I realized I was gay pretty much when I realized that I was thinking about other guys whenever I was masturbating. As for if I think you are gay, I believe it's pretty much irrelevant. What matters is if YOU think you're gay. Why do you like looking at naked men and swimmers in speedoes? Is it because you'd like to kiss them, be close to them, and otherwise feel attracted to them? If so, then you probably are at least bisexual, if not outright gay. But only you can figure that out.

And unfortunately, I can't come to your school if it's in Wisconsin; I'm Canadian, and I live in Québec city, and thus visit only schools in my own city. Plus, we do it at the school's request, because we have a Sex Ed curriculum here, and I don't know if you have the equivalent where you live.
Kassin
15-10-2007, 17:16
Actually, I answered on the previous page, but some of my posts contain more than one answer, and I edited them as I was coming up with the answers, so you might have missed it. Here's what I had to say about it:

Oh, missed it. Thanks!
Skaladora
15-10-2007, 23:25
Oh, missed it. Thanks!

So, you gonna ask me out after all or what? ;)
Kassin
16-10-2007, 04:13
So, you gonna ask me out after all or what? ;)

Maybe you don't meet my standards. :p

Honestly, your answer kinda frightens me. Even with all the available surgeries/hormones, I will never look like a completely biological male. :( It means that even open-minded people will have trouble accepting all of me.
Skaladora
16-10-2007, 06:16
Maybe you don't meet my standards. :p

;_;



Honestly, your answer kinda frightens me. Even with all the available surgeries/hormones, I will never look like a completely biological male. :( It means that even open-minded people will have trouble accepting all of me.
Like I said, I'd feel about the same level of unease as I'd feel dating a bisexual, so that's nothing to be really that concerned about. As for the "never looking completely like a biological male", I hear sex-change surgeries are becoming increasingly effective. Who knows, better artificial organs might be available for you in the coming years. You might even get to obtain a graft that'd make most of us green with envy ;)
Kyronea
16-10-2007, 07:05
Maybe you don't meet my standards. :p

Honestly, your answer kinda frightens me. Even with all the available surgeries/hormones, I will never look like a completely biological male. :( It means that even open-minded people will have trouble accepting all of me.

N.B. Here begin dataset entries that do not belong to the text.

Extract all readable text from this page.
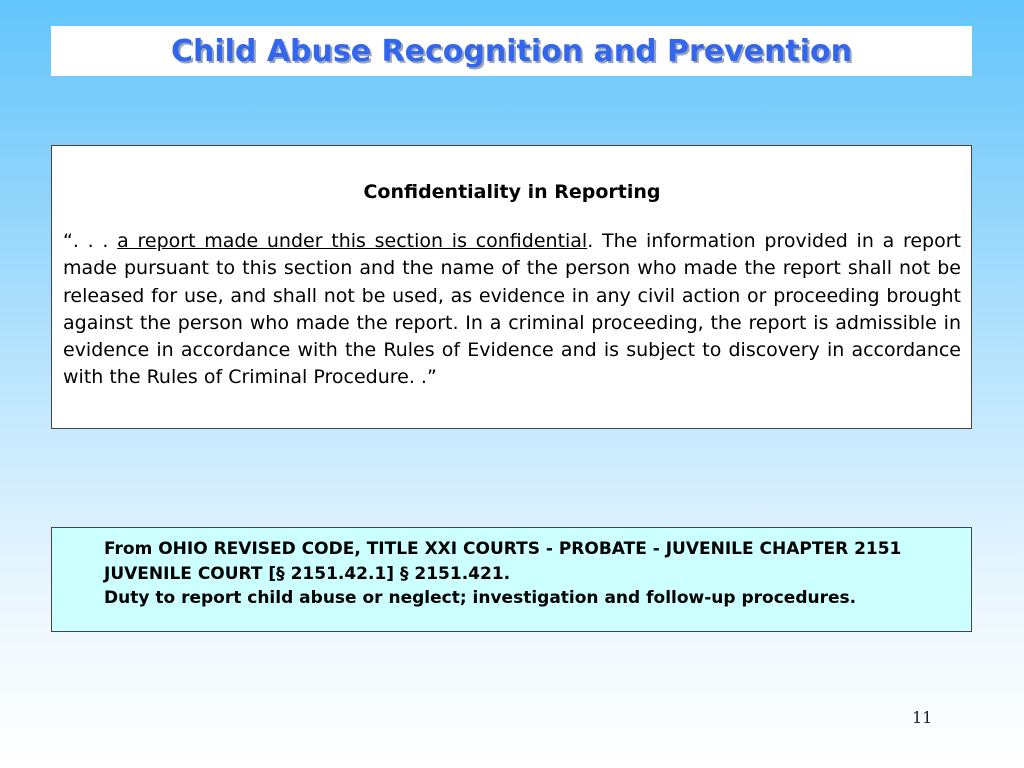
Child Abuse Recognition and Prevention
Confidentiality in Reporting

“. . . a report made under this section is confidential. The information provided in a report made pursuant to this section and the name of the person who made the report shall not be released for use, and shall not be used, as evidence in any civil action or proceeding brought against the person who made the report. In a criminal proceeding, the report is admissible in evidence in accordance with the Rules of Evidence and is subject to discovery in accordance with the Rules of Criminal Procedure. .”

From OHIO REVISED CODE, TITLE XXI COURTS - PROBATE - JUVENILE CHAPTER 2151 JUVENILE COURT [§ 2151.42.1] § 2151.421.

Duty to report child abuse or neglect; investigation and follow-up procedures.

11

I can tell you that sitting right here is one person who will treat you with the respect you deserve regardless of your appearance or gender. Transgendered people have every right to be treated equally, same as everyone else, and I'll be damned if I let others do otherwise.
The Rafe System
19-10-2007, 09:16
Like Kyronea said, count me in.

Skaladora, ohh to have coffee with you and yours, your style of debate is grand; i degenerate into emotion-centered and easily shot down debates.

You teach, i preach; i have so much to learn from your methods.

Too bad you are there and i am here in Cali., USA

Hugs to you three; Kyronea and Skaladora and his lover
Rafe
OOC

PS - IC - if the Rafe System were real, id ask you to help teach the sex ed, you'd be paid of course.

I can tell you that sitting right here is one person who will treat you with the respect you deserve regardless of your appearance or gender. Transgendered people have every right to be treated equally, same as everyone else, and I'll be damned if I let others do otherwise.